Final attack on day of War of Independence truce aborted
The Westmeath files: Attempt to have one more crack at British forces called off due to enemy strength and ‘hostile population’
Irish War of Independence: A woman recites the Rosary front of Mountjoy prison in Dublin for imprisoned Sinn Féiners on hunger strike. Photograph: adoc-photos/Corbis via Getty Images
Incident: Assault on Castlepollard Barracks
Date: July 11th, 1921
One of the last incidents in the War of Independence took place in Castlepollard, Co Westmeath, on July 11th, 1921, the day the truce came into operation.
There was much jubilation and relief across the country after a truce was agreed on July 9th between the Dáil and the British military in Ireland.
It was due to come into effect at midday on July 11th once all IRA brigades had been informed.
Many IRA units were exhausted, thousands of men were in jail and ammunition was running low. Others though, wanted one more crack at the British before hostilities ceased.
Among them were men in Westmeath under the command of Seán Boylan, the father of the Meath football manager. Boylan Snr sent word that every RIC barracks in his area was to be attacked on the day of the truce.
Only one major assault occurred as a result of his command. Men from the 2nd battalion and 3rd battalions (Mullingar Brigade, 1 Eastern Division) attacked Castlepollard RIC, which had a garrison of 40 constables.
An account of the attack states that it began at 10.30am on July 11th. The men took up position in a wood near the barracks at a distance of about 120 metres. The attackers were armed with four rifles, shotguns and 100 to 150 rounds of ammunition apiece.
The attack was called off at midday. According to a statement given to the Bureau of Military History by James Maguire, the brigade commander in Mullingar, who led the raid on Castlepollard, “we gave them a royal salute until the bell rang the Angelus, and we went off”.
The 1st battalion (Mullingar Brigade, 1 Eastern Division) based in Mullingar wrote a long letter seeking to explain its lack of activity in what was then a garrison town.

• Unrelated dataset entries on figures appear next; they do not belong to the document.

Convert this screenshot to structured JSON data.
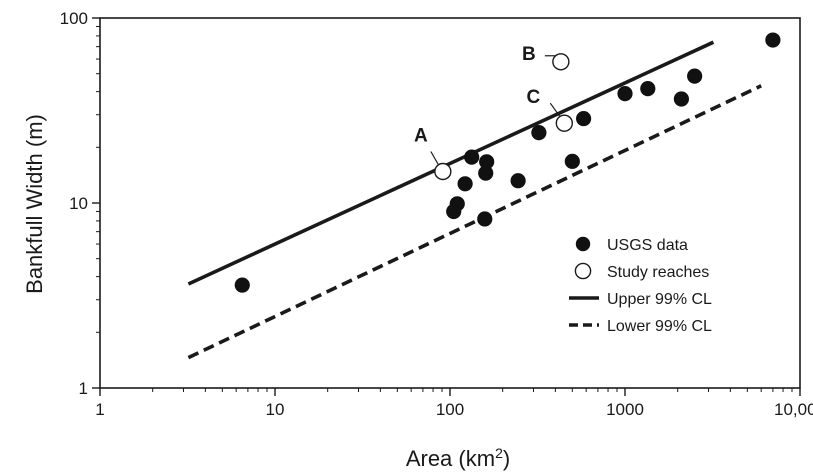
{
  "chart_data": {
    "type": "scatter",
    "xlabel": "Area (km",
    "xlabel_sup": "2",
    "xlabel_suffix": ")",
    "ylabel": "Bankfull Width (m)",
    "xscale": "log",
    "yscale": "log",
    "xlim": [
      1,
      10000
    ],
    "ylim": [
      1,
      100
    ],
    "x_ticks": [
      {
        "value": 1,
        "label": "1"
      },
      {
        "value": 10,
        "label": "10"
      },
      {
        "value": 100,
        "label": "100"
      },
      {
        "value": 1000,
        "label": "1000"
      },
      {
        "value": 10000,
        "label": "10,000"
      }
    ],
    "y_ticks": [
      {
        "value": 1,
        "label": "1"
      },
      {
        "value": 10,
        "label": "10"
      },
      {
        "value": 100,
        "label": "100"
      }
    ],
    "grid": false,
    "legend_position": "bottom-right",
    "series": [
      {
        "name": "USGS data",
        "marker": "filled-circle",
        "points": [
          [
            6.5,
            3.6
          ],
          [
            105,
            9.0
          ],
          [
            110,
            9.9
          ],
          [
            122,
            12.7
          ],
          [
            133,
            17.7
          ],
          [
            158,
            8.2
          ],
          [
            160,
            14.5
          ],
          [
            162,
            16.7
          ],
          [
            245,
            13.2
          ],
          [
            322,
            24.0
          ],
          [
            500,
            16.8
          ],
          [
            580,
            28.6
          ],
          [
            1000,
            39.0
          ],
          [
            1350,
            41.5
          ],
          [
            2100,
            36.5
          ],
          [
            2500,
            48.5
          ],
          [
            7000,
            76.0
          ]
        ]
      },
      {
        "name": "Study reaches",
        "marker": "open-circle",
        "points": [
          {
            "label": "A",
            "x": 91,
            "y": 14.8
          },
          {
            "label": "B",
            "x": 430,
            "y": 58.0
          },
          {
            "label": "C",
            "x": 450,
            "y": 27.0
          }
        ]
      },
      {
        "name": "Upper 99% CL",
        "line_style": "solid",
        "points": [
          [
            3.2,
            3.65
          ],
          [
            3200,
            74.0
          ]
        ]
      },
      {
        "name": "Lower 99% CL",
        "line_style": "dashed",
        "points": [
          [
            3.2,
            1.46
          ],
          [
            6000,
            43.0
          ]
        ]
      }
    ]
  }
}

The men of the battalion were “placed in the centre of an enemy armed”, according to the officer commanding, Michael McCoy.
The British military garrison had a strength of 1,100 officers and men with a barracks situated in the centre of the company and “within striking distance of all and every operation that took place in the battalion area”.
McCoy also stated that they had to deal with a “hostile population” within the town.
What they lacked in direct action against Crown forces, they made up, according to themselves, in intelligence gathering.
The Mullingar company of the 1st battalion claimed to have the most up-to-date system of intelligence in the country, capable of deciphering codes in advance of IRA general headquarters.
“The intelligence supplied by the Mullingar intelligence department was regarded as most valuable for the movement of enemies, RIC and military raids on certain areas, the plans of which many instances being frustrated.”
The company claimed that information it had deciphered had led to the capture of Mallow Barracks in September 1920, the only barracks captured by the IRA in the War of Independence. It, in turn, led to the burning of Mallow by the Black and Tans, an incident which generated international condemnation.